As part of a broader organisational restructure, data networking research at Swinburne University of Technology has moved from the Centre for Advanced Internet Architecture (CAIA) to the Internet For Things (I4T) Research Lab.

Although CAIA no longer exists, this website reflects CAIA's activities and outputs between March 2002 and February 2017, and is being maintained as a service to the broader data networking research community.

Broadband IP access architecture

Twenty first century Australia's entrepreneurial future depends on widespread deployment of reliable broadband network access throughout our population. Arguably this is as important to the nation's growth as bringing paved roads and highways was to nineteenth and twentieth century Australia.

Unfortunately, broadband internet offerings today are a mixed-bag. Visionaries hope for open and transparent IP communication, enabling anyone to build value-added Internet services over their broadband links. Internet service providers struggle to find business models for broadband service that don't require apriori and artificial constraints on the sorts of IP network traffic the end customer is allowed to exchange.

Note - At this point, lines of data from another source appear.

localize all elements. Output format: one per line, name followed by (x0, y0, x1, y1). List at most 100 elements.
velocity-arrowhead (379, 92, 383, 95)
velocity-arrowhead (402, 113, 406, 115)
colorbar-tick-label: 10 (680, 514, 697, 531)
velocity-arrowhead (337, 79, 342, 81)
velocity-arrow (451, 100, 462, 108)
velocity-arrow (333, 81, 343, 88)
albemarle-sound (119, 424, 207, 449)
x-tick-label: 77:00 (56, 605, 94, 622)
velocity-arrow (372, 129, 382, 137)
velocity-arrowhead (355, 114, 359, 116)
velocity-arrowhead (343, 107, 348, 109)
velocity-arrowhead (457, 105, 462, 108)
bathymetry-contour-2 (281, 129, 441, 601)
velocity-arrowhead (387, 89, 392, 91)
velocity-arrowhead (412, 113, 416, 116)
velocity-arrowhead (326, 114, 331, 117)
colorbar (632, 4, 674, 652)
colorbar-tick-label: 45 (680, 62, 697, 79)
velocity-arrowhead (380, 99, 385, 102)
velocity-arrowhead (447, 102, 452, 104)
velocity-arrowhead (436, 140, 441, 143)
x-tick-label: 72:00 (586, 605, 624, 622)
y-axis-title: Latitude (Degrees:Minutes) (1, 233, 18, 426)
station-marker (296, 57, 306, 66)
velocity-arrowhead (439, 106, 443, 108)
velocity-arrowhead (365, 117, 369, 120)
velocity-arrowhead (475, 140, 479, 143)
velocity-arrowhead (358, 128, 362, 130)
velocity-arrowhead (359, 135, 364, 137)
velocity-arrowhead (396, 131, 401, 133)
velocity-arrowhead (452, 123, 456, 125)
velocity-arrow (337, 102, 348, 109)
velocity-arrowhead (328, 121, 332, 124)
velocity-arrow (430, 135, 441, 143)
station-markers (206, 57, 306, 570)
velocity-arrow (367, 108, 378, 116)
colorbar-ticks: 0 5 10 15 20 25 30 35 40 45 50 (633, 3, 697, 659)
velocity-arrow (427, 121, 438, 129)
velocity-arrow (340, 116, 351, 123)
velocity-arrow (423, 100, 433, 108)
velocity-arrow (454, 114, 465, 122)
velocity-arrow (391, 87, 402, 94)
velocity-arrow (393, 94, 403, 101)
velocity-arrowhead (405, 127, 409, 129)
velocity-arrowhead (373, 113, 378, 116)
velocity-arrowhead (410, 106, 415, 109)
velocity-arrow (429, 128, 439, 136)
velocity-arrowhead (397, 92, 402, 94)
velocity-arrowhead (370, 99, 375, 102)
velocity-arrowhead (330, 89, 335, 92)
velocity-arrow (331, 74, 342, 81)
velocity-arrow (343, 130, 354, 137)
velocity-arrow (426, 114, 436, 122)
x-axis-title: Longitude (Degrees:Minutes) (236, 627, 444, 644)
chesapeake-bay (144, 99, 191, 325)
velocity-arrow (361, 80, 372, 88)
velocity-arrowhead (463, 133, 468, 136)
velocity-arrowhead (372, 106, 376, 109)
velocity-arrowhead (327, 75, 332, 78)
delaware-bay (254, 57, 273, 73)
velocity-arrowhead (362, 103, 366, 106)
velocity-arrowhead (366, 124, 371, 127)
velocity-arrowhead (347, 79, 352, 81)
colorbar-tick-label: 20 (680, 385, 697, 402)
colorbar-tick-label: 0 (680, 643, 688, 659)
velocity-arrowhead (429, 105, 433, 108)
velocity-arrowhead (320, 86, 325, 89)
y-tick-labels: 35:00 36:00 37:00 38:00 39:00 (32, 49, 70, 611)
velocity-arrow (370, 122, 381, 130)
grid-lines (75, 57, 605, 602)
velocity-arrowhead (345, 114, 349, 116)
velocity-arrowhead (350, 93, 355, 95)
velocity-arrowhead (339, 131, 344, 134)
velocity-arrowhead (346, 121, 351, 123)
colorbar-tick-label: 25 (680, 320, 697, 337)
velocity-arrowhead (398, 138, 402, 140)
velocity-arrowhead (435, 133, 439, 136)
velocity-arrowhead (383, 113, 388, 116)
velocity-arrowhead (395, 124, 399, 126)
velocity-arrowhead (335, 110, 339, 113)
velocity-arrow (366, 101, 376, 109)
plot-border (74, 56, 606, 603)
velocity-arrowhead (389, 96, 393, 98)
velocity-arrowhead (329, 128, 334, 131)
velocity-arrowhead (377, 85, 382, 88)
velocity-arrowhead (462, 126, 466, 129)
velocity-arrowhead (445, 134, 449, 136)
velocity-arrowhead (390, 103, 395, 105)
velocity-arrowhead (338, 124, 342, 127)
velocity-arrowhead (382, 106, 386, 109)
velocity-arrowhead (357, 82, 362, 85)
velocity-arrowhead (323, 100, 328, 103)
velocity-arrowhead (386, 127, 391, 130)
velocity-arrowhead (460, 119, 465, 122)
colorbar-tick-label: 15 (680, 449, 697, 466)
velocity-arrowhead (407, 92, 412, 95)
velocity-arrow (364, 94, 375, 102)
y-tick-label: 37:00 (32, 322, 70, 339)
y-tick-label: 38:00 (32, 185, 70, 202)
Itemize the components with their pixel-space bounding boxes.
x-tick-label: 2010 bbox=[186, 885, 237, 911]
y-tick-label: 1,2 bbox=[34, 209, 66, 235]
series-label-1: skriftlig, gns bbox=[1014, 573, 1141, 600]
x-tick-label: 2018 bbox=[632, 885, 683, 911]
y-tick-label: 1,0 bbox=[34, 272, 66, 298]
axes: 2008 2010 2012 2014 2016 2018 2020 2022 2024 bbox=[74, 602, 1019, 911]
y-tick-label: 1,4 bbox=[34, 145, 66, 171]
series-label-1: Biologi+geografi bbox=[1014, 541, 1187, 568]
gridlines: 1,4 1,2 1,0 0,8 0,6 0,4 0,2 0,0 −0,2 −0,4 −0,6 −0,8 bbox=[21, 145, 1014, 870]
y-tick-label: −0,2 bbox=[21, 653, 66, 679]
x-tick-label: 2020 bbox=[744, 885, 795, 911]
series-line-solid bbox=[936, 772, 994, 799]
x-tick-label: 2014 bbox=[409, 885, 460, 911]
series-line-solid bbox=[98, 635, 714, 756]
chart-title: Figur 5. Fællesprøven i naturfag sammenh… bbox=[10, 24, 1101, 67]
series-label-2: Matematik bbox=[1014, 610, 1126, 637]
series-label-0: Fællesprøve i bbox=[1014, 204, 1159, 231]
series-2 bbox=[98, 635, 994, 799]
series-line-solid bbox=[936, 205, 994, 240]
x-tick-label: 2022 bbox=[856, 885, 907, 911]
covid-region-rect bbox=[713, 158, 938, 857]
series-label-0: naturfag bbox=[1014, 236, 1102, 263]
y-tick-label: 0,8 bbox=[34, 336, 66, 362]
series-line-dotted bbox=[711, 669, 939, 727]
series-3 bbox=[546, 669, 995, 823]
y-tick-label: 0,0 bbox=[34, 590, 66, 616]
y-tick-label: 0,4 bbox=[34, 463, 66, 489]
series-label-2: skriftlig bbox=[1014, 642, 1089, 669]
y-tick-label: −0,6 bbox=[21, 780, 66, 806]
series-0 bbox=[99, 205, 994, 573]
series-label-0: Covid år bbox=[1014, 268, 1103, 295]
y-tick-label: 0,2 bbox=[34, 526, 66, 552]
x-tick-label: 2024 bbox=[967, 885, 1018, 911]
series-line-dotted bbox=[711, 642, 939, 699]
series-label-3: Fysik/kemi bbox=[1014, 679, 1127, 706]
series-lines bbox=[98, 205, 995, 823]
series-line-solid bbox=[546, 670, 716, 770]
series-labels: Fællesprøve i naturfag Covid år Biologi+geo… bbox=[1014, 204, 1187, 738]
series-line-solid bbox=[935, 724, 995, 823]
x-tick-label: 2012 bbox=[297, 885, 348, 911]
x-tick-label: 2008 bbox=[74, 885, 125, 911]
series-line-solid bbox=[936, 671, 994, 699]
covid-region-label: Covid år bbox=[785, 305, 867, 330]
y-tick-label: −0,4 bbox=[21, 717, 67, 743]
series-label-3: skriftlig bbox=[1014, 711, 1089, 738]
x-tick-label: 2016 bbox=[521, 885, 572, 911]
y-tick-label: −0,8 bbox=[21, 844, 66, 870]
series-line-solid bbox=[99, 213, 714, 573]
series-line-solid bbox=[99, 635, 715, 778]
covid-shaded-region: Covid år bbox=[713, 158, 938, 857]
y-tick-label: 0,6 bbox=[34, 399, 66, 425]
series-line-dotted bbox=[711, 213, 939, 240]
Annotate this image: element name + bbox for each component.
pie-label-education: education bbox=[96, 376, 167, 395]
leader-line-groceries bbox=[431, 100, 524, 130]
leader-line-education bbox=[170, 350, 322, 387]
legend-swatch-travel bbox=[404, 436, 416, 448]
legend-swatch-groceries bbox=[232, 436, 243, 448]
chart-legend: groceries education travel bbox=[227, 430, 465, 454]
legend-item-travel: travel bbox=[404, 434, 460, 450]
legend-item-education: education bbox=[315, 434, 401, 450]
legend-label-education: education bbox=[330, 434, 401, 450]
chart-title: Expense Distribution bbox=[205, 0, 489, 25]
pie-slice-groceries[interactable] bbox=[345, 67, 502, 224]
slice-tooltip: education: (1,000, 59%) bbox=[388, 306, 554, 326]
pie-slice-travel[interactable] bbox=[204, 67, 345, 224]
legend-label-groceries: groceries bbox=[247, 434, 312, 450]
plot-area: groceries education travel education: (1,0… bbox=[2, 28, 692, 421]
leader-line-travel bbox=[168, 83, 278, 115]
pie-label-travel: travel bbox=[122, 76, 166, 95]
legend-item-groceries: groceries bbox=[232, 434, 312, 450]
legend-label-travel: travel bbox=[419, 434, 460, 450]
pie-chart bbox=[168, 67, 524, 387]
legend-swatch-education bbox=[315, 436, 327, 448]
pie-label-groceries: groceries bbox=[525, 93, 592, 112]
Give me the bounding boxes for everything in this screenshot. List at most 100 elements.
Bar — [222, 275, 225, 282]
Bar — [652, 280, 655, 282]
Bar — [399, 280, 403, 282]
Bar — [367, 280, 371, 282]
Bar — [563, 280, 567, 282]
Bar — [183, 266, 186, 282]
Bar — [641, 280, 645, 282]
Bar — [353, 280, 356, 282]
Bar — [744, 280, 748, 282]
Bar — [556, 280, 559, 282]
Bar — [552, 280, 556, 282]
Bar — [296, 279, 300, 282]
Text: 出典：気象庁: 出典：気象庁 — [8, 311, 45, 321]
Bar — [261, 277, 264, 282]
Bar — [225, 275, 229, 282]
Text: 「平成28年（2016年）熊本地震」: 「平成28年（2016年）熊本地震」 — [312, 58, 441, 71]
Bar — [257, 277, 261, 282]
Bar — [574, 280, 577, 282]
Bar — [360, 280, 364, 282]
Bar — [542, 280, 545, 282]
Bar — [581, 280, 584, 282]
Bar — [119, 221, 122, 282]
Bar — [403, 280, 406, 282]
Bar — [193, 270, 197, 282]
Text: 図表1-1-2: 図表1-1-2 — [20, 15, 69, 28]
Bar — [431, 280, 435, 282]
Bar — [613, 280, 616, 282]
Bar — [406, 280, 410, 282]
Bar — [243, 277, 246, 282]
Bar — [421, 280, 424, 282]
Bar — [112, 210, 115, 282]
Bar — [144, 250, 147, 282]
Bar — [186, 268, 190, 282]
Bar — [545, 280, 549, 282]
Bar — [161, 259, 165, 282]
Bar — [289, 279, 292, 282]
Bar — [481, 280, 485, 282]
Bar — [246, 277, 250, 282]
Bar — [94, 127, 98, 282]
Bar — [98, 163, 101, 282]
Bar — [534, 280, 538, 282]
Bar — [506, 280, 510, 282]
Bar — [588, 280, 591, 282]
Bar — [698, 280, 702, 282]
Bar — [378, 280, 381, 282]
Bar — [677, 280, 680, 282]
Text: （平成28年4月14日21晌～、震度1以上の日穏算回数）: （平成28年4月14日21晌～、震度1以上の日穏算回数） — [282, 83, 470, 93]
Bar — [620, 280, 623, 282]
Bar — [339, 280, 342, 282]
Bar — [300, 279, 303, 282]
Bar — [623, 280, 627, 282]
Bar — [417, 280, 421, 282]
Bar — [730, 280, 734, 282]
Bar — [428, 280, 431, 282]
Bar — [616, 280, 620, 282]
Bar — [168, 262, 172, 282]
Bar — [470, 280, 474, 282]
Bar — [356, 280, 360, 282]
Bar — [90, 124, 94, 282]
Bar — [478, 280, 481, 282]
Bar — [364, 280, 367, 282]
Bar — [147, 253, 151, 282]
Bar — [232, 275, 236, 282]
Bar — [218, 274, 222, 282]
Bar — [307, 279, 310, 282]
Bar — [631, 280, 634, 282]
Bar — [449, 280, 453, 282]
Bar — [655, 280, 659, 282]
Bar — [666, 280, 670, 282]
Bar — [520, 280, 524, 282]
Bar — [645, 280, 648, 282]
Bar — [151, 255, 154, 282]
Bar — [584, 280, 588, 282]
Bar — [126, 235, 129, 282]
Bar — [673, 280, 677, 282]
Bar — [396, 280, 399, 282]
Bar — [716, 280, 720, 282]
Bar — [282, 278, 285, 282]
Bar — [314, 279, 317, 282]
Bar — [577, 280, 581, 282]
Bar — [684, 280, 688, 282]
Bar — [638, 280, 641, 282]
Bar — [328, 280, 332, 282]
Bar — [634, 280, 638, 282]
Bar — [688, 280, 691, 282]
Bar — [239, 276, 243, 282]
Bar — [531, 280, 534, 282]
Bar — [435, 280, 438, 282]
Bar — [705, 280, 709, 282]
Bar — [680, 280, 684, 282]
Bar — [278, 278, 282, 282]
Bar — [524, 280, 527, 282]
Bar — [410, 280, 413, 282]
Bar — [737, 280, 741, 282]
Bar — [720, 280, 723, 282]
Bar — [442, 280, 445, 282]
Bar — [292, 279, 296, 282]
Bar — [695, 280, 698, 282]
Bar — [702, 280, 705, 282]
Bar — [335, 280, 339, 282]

We are interested in work that:

  • Improves the methods and models for mapping measurable network characteristics (such as bandwidth availability, reliability of service, etc) to consumer experiences and expectations.

  • Develops innovative algorithms for providing service differentiation over broadband links (for example, protecting interactive application traffic from bursts of web surfing and email traffic in and out of a home or network segment)

  • Creates algorithms and methods to automate consumer network access management, especially for value-added services such as real-time, interactive games.

  • Evaluates and improves transport architectures and protocols for IP-based, high-speed distributed storage systems (such as would be required by geographically distributed data analysis companies)

  • Explores and critiques "walled garden" ISP access architectures (where explicit firewalls and filtering, transparent proxies, limited IP address allocations, etc, are used to inhibit or mediate a consumer's access to rest of the Internet). How are end-users limited by such architectures? How can ISPs re-architect to meet their business goals without walled-gardens.

  • Develops new solutions to broadband access beyond current cable modem and ADSL services (for example, integrated media and IPv6 access over optical fiber or semi-fixed wireless technologies)

  • Challenges the entire "slow edge-fast core" network model that pervades the current Internet. For example, what if broadband IP access was a local utility service, with highest bandwidths at the street and town level and neighborhood servers providing email forwarding and web caching throughout urban and suburban locations?